Sure enough, a line of sturdy horses was being led down the gangplank, their coats glossy despite the long journey. They stamped and snorted, clearly unimpressed by the port but alive, strong, undeniable. The sound of their hooves against the wood as soldiers made way for them was a sight to behold.

Heiwa finally stirred. "That will change transport inland," she said quietly. "Faster movement.
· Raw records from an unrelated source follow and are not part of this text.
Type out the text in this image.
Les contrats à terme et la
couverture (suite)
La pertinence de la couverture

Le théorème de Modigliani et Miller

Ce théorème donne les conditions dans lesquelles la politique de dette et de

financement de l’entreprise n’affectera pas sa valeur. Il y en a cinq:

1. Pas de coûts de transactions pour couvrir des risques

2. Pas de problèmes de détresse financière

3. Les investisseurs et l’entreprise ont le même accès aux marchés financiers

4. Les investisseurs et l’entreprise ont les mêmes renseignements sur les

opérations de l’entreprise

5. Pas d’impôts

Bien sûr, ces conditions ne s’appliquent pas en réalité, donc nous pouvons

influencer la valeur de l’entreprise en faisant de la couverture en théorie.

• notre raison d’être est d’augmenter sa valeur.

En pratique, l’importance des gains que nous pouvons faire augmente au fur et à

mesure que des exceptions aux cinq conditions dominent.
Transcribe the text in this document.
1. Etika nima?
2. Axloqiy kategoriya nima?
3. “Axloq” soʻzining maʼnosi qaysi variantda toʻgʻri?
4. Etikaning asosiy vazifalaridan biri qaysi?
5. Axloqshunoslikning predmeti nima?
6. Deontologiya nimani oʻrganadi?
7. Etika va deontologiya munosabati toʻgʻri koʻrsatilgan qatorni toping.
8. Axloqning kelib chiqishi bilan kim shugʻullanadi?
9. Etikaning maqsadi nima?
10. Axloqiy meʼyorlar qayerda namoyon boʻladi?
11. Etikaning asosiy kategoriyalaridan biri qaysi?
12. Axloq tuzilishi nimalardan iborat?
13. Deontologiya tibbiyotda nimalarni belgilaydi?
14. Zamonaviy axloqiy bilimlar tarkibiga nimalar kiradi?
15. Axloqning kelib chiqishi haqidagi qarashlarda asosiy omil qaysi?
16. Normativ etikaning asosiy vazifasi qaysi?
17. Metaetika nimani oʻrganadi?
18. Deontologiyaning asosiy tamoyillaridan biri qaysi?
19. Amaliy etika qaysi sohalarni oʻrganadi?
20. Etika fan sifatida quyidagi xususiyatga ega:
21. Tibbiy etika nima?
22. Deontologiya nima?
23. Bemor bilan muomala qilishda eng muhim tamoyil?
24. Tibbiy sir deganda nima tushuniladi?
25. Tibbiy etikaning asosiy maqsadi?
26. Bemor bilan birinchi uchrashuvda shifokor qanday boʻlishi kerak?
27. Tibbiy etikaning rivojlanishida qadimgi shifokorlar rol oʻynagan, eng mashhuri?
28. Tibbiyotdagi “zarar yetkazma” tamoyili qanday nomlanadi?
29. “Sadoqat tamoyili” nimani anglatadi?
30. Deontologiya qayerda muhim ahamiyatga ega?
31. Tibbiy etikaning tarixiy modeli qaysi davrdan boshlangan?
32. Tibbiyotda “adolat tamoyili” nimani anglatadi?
More trade. More eyes on the province."

Her tone was neutral, but I heard the question beneath it. More eyes meant opportunity—and scrutiny.

Soldiers stood watch along the docks, uniforms neat, rifles polished. Not threatening, but present. Order wrapped in discipline. Whatever aid this was, it was not careless generosity.

This will help with recovery, I thought—though a skeptical part of me whispered that help always came with strings, whether silk or iron.

Still, watching the city receive what it needed—coal for warmth, metal for rebuilding, food for bellies—I found it difficult to cling to cynicism alone.

We turned back toward the shrine before the sun could rise too high. Miss Li Hua would already be preparing breakfast with her colleague, and I refused to be the reason it grew cold. As we walked, the market swelled further, voices rising and falling like a living tide. Merchants pleaded their cases with theatrical despair; buyers countered with exaggerated disbelief. Coins clinked. Laughter slipped through the air.

Clouds drifted lazily across the sky, veiling the sun just enough to cool the skin. The breeze followed us, gentle but insistent, as though urging the city—and all of us with it—forward.

For the first time since the war's end, that forward motion felt real.